Peter Sprigg of the Christian
conservative Family Research Council (FRC) on Tuesday criticized
President Barack Obama's inclusion of gay rights in his inaugural
address.
Obama strung together the gay rights
movement with the civil rights movement and the suffrage movement,
marking the first time a president has addressed gay rights in an
inauguration speech.
“We, the people, declare today that
the most evident of truths – that all of us are created equal –
is the star that guides us still; just as it guided our forebears
through Seneca Falls, and Selma and Stonewall,” Obama said. “Our
journey is not complete until our gay brothers and sisters are treated
like anyone else under the law – for if we are truly created equal,
then surely the love we commit to one another must be equal as well.”

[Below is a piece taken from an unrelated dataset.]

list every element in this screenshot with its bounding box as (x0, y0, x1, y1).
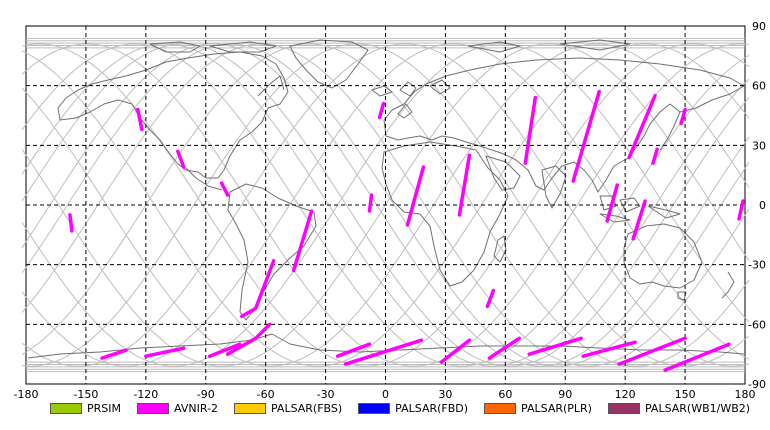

Stonewall is the Greenwich Village gay
bar where a police raid was met with resistance in the early morning
hours of June 28, 1969, triggering the modern gay rights movement.
Appearing on CNN, Sprigg, who
has called for laws making gay sex a crime, criticized the
president, saying “homosexuals already have all the same civil
rights.”
“The irony is homosexuals already
have all the same civil rights as anyone else,” Sprigg said. “But
that fact that all people are created equal as individuals does not
mean all sexual behavior is equal or that all personal relationships
have an equal value to society at large.”
Sprigg said Obama was “laying down
the gauntlet” for his agenda in his speech.